The Company has an equity interest in NFTF, but no equity interest in the Buyer SPE. Both the Buyer SPE and NFTF are distinct legal entities and the assets of the Buyer SPE and NFTF are not available to satisfy the Company's liabilities or obligations and the liabilities of the Buyer SPE and NFTF are not the Company's liabilities or obligations. In the event that proceeds from the financial instruments are insufficient to settle all of the liabilities of the Buyer SPE or NFTF, the Company is not obligated to contribute any funds to either the Buyer SPE or NFTF.
    
RiverTown Sale
On April 2, 2014, the Company completed its previously announced sale to an affiliate of Mattamy (Jacksonville) Partnership d/b/a Mattamy Homes (Mattamy), of approximately 4,057 acres of real property, which constitutes the RiverTown community in St. Johns County, Florida, along with all of the Company’s related development or developer rights, founder’s rights and certain tangible and intangible personal property in exchange for (1) $24.0 million in cash, (2) $19.6 million in the form of a purchase money note (the “RiverTown Note”), (3) the assumption, at closing, of the Company’s Rivers Edge Community Development District (“Rivers Edge CDD”) obligations ($11.0 million as of the date of closing) and (4) the post-closing obligation to purchase certain RiverTown community related impact fee credits from the Company as the RiverTown community is developed (the “RiverTown Sale”).
The RiverTown Note bears interest at 5.25% per annum, matures on June 30, 2015, and is payable as follows: (i) accrued interest on September 30, 2014, (ii) accrued interest plus $1.0 million of principal on March 30, 2015, and (iii) all accrued interest and remaining principal on June 30, 2015. The RiverTown Note is secured by a mortgage imposing a first priority security lien on the real property included the RiverTown Sale.
Based on Mattamy’s current development plans and St. Johns County’s current costs for impact fees, the Company estimates that it may receive $20 million to $26 million for the impact fees over the five-year period following the closing (most of which, the Company expects to receive at the end of that five-year period). However, the actual additional consideration received for the impact fees, will be based on Mattamy’s actual development of the RiverTown Community, the timing of Mattamy’s development of the RiverTown Community and the impact fee rates at the time of such development (as determined by St. Johns County’s then current impact fee rate schedule), which are all factors beyond the Company's control. The Company cannot provide any assurance as to the amount or timing of any payments it may receive for the impact fees.
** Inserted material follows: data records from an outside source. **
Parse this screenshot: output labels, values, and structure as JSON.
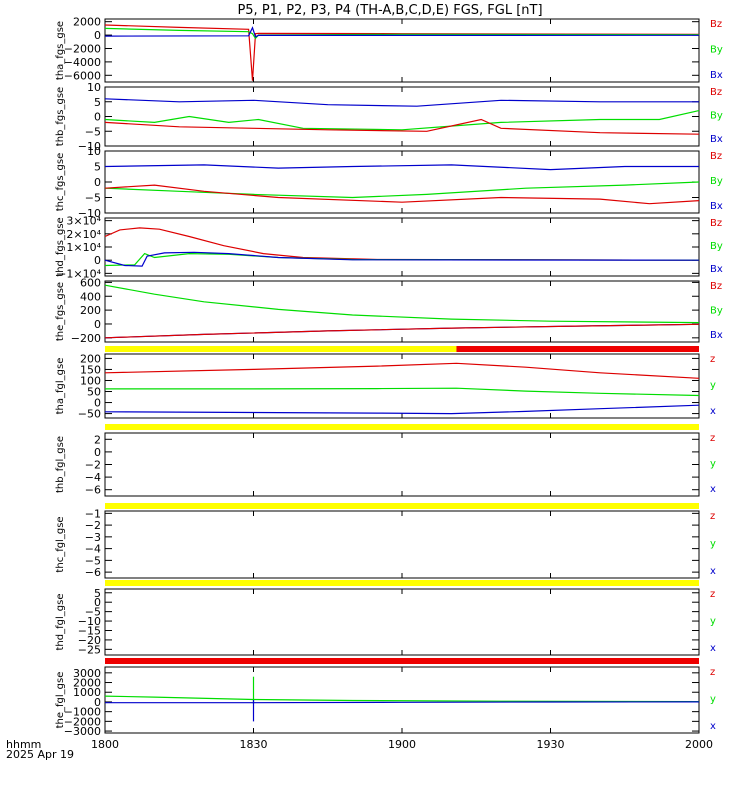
{
  "title": "P5, P1, P2, P3, P4 (TH-A,B,C,D,E) FGS, FGL [nT]",
  "time_label": "hhmm",
  "date_label": "2025 Apr 19",
  "colors": {
    "x": "#0000cc",
    "y": "#00dd00",
    "z": "#dd0000",
    "bar_yellow": "#ffff00",
    "bar_red": "#ee0000"
  },
  "chart_data": [
    {
      "type": "line",
      "ylabel": "tha_fgs_gse",
      "ylim": [
        -7000,
        2400
      ],
      "yticks": [
        2000,
        0,
        -2000,
        -4000,
        -6000
      ],
      "ytick_labels": [
        "2000",
        "0",
        "−2000",
        "−4000",
        "−6000"
      ],
      "legend": [
        "Bz",
        "By",
        "Bx"
      ],
      "series": [
        {
          "name": "Bz",
          "color": "z",
          "points": [
            [
              0,
              1500
            ],
            [
              15,
              1150
            ],
            [
              29,
              870
            ],
            [
              29.8,
              -6800
            ],
            [
              30.4,
              200
            ],
            [
              31,
              250
            ],
            [
              60,
              200
            ],
            [
              120,
              120
            ]
          ]
        },
        {
          "name": "By",
          "color": "y",
          "points": [
            [
              0,
              1000
            ],
            [
              15,
              700
            ],
            [
              29,
              500
            ],
            [
              29.8,
              200
            ],
            [
              30.4,
              -500
            ],
            [
              31,
              0
            ],
            [
              60,
              120
            ],
            [
              120,
              60
            ]
          ]
        },
        {
          "name": "Bx",
          "color": "x",
          "points": [
            [
              0,
              -150
            ],
            [
              29,
              -100
            ],
            [
              29.8,
              1100
            ],
            [
              30.4,
              -250
            ],
            [
              31,
              -50
            ],
            [
              120,
              -30
            ]
          ]
        }
      ]
    },
    {
      "type": "line",
      "ylabel": "thb_fgs_gse",
      "ylim": [
        -10,
        10
      ],
      "yticks": [
        10,
        5,
        0,
        -5,
        -10
      ],
      "ytick_labels": [
        "10",
        "5",
        "0",
        "−5",
        "−10"
      ],
      "legend": [
        "Bz",
        "By",
        "Bx"
      ],
      "series": [
        {
          "name": "Bx",
          "color": "x",
          "points": [
            [
              0,
              6
            ],
            [
              15,
              5
            ],
            [
              30,
              5.5
            ],
            [
              45,
              4
            ],
            [
              63,
              3.5
            ],
            [
              80,
              5.5
            ],
            [
              100,
              5
            ],
            [
              120,
              5
            ]
          ]
        },
        {
          "name": "By",
          "color": "y",
          "points": [
            [
              0,
              -1
            ],
            [
              10,
              -2
            ],
            [
              17,
              0
            ],
            [
              25,
              -2
            ],
            [
              31,
              -1
            ],
            [
              40,
              -4
            ],
            [
              60,
              -4.5
            ],
            [
              80,
              -2
            ],
            [
              100,
              -1
            ],
            [
              112,
              -1
            ],
            [
              120,
              2
            ]
          ]
        },
        {
          "name": "Bz",
          "color": "z",
          "points": [
            [
              0,
              -2
            ],
            [
              15,
              -3.5
            ],
            [
              30,
              -4
            ],
            [
              45,
              -4.5
            ],
            [
              65,
              -5
            ],
            [
              76,
              -1
            ],
            [
              80,
              -4
            ],
            [
              100,
              -5.5
            ],
            [
              120,
              -6
            ]
          ]
        }
      ]
    },
    {
      "type": "line",
      "ylabel": "thc_fgs_gse",
      "ylim": [
        -10,
        10
      ],
      "yticks": [
        10,
        5,
        0,
        -5,
        -10
      ],
      "ytick_labels": [
        "10",
        "5",
        "0",
        "−5",
        "−10"
      ],
      "legend": [
        "Bz",
        "By",
        "Bx"
      ],
      "series": [
        {
          "name": "Bx",
          "color": "x",
          "points": [
            [
              0,
              5
            ],
            [
              20,
              5.5
            ],
            [
              35,
              4.5
            ],
            [
              50,
              5
            ],
            [
              70,
              5.5
            ],
            [
              90,
              4
            ],
            [
              105,
              5
            ],
            [
              120,
              5
            ]
          ]
        },
        {
          "name": "By",
          "color": "y",
          "points": [
            [
              0,
              -2
            ],
            [
              15,
              -3
            ],
            [
              30,
              -4
            ],
            [
              50,
              -5
            ],
            [
              65,
              -4
            ],
            [
              85,
              -2
            ],
            [
              105,
              -1
            ],
            [
              120,
              0
            ]
          ]
        },
        {
          "name": "Bz",
          "color": "z",
          "points": [
            [
              0,
              -2
            ],
            [
              10,
              -1
            ],
            [
              20,
              -3
            ],
            [
              35,
              -5
            ],
            [
              60,
              -6.5
            ],
            [
              80,
              -5
            ],
            [
              100,
              -5.5
            ],
            [
              110,
              -7
            ],
            [
              120,
              -6
            ]
          ]
        }
      ]
    },
    {
      "type": "line",
      "ylabel": "thd_fgs_gse",
      "ylim": [
        -12000,
        32000
      ],
      "yticks": [
        30000,
        20000,
        10000,
        0,
        -10000
      ],
      "ytick_labels": [
        "3×10⁴",
        "2×10⁴",
        "1×10⁴",
        "0",
        "−1×10⁴"
      ],
      "legend": [
        "Bz",
        "By",
        "Bx"
      ],
      "series": [
        {
          "name": "Bz",
          "color": "z",
          "points": [
            [
              0,
              18000
            ],
            [
              3,
              23000
            ],
            [
              7,
              24500
            ],
            [
              11,
              23500
            ],
            [
              17,
              18000
            ],
            [
              24,
              11000
            ],
            [
              32,
              5000
            ],
            [
              40,
              2000
            ],
            [
              55,
              500
            ],
            [
              120,
              0
            ]
          ]
        },
        {
          "name": "By",
          "color": "y",
          "points": [
            [
              0,
              -4000
            ],
            [
              6,
              -3500
            ],
            [
              8,
              5000
            ],
            [
              10,
              2000
            ],
            [
              17,
              5000
            ],
            [
              25,
              4500
            ],
            [
              35,
              2000
            ],
            [
              50,
              500
            ],
            [
              120,
              0
            ]
          ]
        },
        {
          "name": "Bx",
          "color": "x",
          "points": [
            [
              0,
              0
            ],
            [
              4,
              -4000
            ],
            [
              7.5,
              -4500
            ],
            [
              8.5,
              3000
            ],
            [
              12,
              5500
            ],
            [
              18,
              6000
            ],
            [
              25,
              5000
            ],
            [
              35,
              2000
            ],
            [
              50,
              300
            ],
            [
              120,
              0
            ]
          ]
        }
      ]
    },
    {
      "type": "line",
      "ylabel": "the_fgs_gse",
      "ylim": [
        -260,
        620
      ],
      "yticks": [
        600,
        400,
        200,
        0,
        -200
      ],
      "ytick_labels": [
        "600",
        "400",
        "200",
        "0",
        "−200"
      ],
      "legend": [
        "Bz",
        "By",
        "Bx"
      ],
      "series": [
        {
          "name": "By",
          "color": "y",
          "points": [
            [
              0,
              560
            ],
            [
              10,
              430
            ],
            [
              20,
              320
            ],
            [
              35,
              210
            ],
            [
              50,
              130
            ],
            [
              70,
              70
            ],
            [
              90,
              40
            ],
            [
              120,
              20
            ]
          ]
        },
        {
          "name": "Bx",
          "color": "x",
          "points": [
            [
              0,
              -200
            ],
            [
              20,
              -150
            ],
            [
              45,
              -100
            ],
            [
              70,
              -60
            ],
            [
              95,
              -30
            ],
            [
              120,
              -5
            ]
          ]
        },
        {
          "name": "Bz",
          "color": "z",
          "points": [
            [
              0,
              -200
            ],
            [
              20,
              -150
            ],
            [
              45,
              -100
            ],
            [
              70,
              -60
            ],
            [
              95,
              -30
            ],
            [
              120,
              -5
            ]
          ]
        }
      ]
    },
    {
      "type": "line",
      "ylabel": "tha_fgl_gse",
      "ylim": [
        -70,
        220
      ],
      "yticks": [
        200,
        150,
        100,
        50,
        0,
        -50
      ],
      "ytick_labels": [
        "200",
        "150",
        "100",
        "50",
        "0",
        "−50"
      ],
      "legend": [
        "z",
        "y",
        "x"
      ],
      "series": [
        {
          "name": "z",
          "color": "z",
          "points": [
            [
              0,
              135
            ],
            [
              30,
              150
            ],
            [
              55,
              165
            ],
            [
              71,
              178
            ],
            [
              85,
              160
            ],
            [
              100,
              135
            ],
            [
              120,
              110
            ]
          ]
        },
        {
          "name": "y",
          "color": "y",
          "points": [
            [
              0,
              62
            ],
            [
              30,
              62
            ],
            [
              55,
              63
            ],
            [
              71,
              65
            ],
            [
              85,
              52
            ],
            [
              100,
              42
            ],
            [
              120,
              32
            ]
          ]
        },
        {
          "name": "x",
          "color": "x",
          "points": [
            [
              0,
              -42
            ],
            [
              30,
              -45
            ],
            [
              55,
              -48
            ],
            [
              70,
              -50
            ],
            [
              85,
              -40
            ],
            [
              100,
              -28
            ],
            [
              120,
              -12
            ]
          ]
        }
      ]
    },
    {
      "type": "line",
      "ylabel": "thb_fgl_gse",
      "ylim": [
        -7,
        3
      ],
      "yticks": [
        2,
        0,
        -2,
        -4,
        -6
      ],
      "ytick_labels": [
        "2",
        "0",
        "−2",
        "−4",
        "−6"
      ],
      "legend": [
        "z",
        "y",
        "x"
      ],
      "series": []
    },
    {
      "type": "line",
      "ylabel": "thc_fgl_gse",
      "ylim": [
        -6.5,
        -0.8
      ],
      "yticks": [
        -1,
        -2,
        -3,
        -4,
        -5,
        -6
      ],
      "ytick_labels": [
        "−1",
        "−2",
        "−3",
        "−4",
        "−5",
        "−6"
      ],
      "legend": [
        "z",
        "y",
        "x"
      ],
      "series": []
    },
    {
      "type": "line",
      "ylabel": "thd_fgl_gse",
      "ylim": [
        -28,
        7
      ],
      "yticks": [
        5,
        0,
        -5,
        -10,
        -15,
        -20,
        -25
      ],
      "ytick_labels": [
        "5",
        "0",
        "−5",
        "−10",
        "−15",
        "−20",
        "−25"
      ],
      "legend": [
        "z",
        "y",
        "x"
      ],
      "series": []
    },
    {
      "type": "line",
      "ylabel": "the_fgl_gse",
      "ylim": [
        -3200,
        3600
      ],
      "yticks": [
        3000,
        2000,
        1000,
        0,
        -1000,
        -2000,
        -3000
      ],
      "ytick_labels": [
        "3000",
        "2000",
        "1000",
        "0",
        "−1000",
        "−2000",
        "−3000"
      ],
      "legend": [
        "z",
        "y",
        "x"
      ],
      "series": [
        {
          "name": "y",
          "color": "y",
          "points": [
            [
              0,
              600
            ],
            [
              10,
              500
            ],
            [
              30,
              250
            ],
            [
              50,
              150
            ],
            [
              80,
              80
            ],
            [
              120,
              30
            ]
          ]
        },
        {
          "name": "y",
          "color": "y",
          "points": [
            [
              30,
              -200
            ],
            [
              30,
              2600
            ]
          ]
        },
        {
          "name": "x",
          "color": "x",
          "points": [
            [
              0,
              -80
            ],
            [
              30,
              -80
            ],
            [
              60,
              -40
            ],
            [
              90,
              -10
            ],
            [
              120,
              0
            ]
          ]
        },
        {
          "name": "x",
          "color": "x",
          "points": [
            [
              30,
              -2000
            ],
            [
              30,
              200
            ]
          ]
        }
      ]
    }
  ],
  "status_bars": [
    {
      "after_panel": 4,
      "segments": [
        [
          0,
          71,
          "bar_yellow"
        ],
        [
          71,
          120,
          "bar_red"
        ]
      ]
    },
    {
      "after_panel": 5,
      "segments": [
        [
          0,
          120,
          "bar_yellow"
        ]
      ]
    },
    {
      "after_panel": 6,
      "segments": [
        [
          0,
          120,
          "bar_yellow"
        ]
      ]
    },
    {
      "after_panel": 7,
      "segments": [
        [
          0,
          120,
          "bar_yellow"
        ]
      ]
    },
    {
      "after_panel": 8,
      "segments": [
        [
          0,
          120,
          "bar_red"
        ]
      ]
    }
  ],
  "x_axis": {
    "minutes": [
      0,
      30,
      60,
      90,
      120
    ],
    "labels": [
      "1800",
      "1830",
      "1900",
      "1930",
      "2000"
    ]
  }
}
The assets and liabilities included in the RiverTown Sale are classified as held for sale on the Company Condensed Consolidated Balance Sheet as of March 31, 2014 and include the following:
 
March 31, 2014
Investment in real estate, net
$
22,369

Other assets
202

Total assets held for sale
22,571

 
 
Debt (1)
5,391

Accrued liabilities and deferred credits
317

Total liabilities held for sale
5,708

Net carrying value
$
16,863

(1
)
Only Rivers Edge CDD assessments for platted property have been recorded as a liability. The Company's total outstanding Rivers Edge CDD assessments at March 31, 2014 were $11.0 million.

The Company will record earnings of approximately $26.0 million before income taxes for the RiverTown Sale during the second quarter of 2014.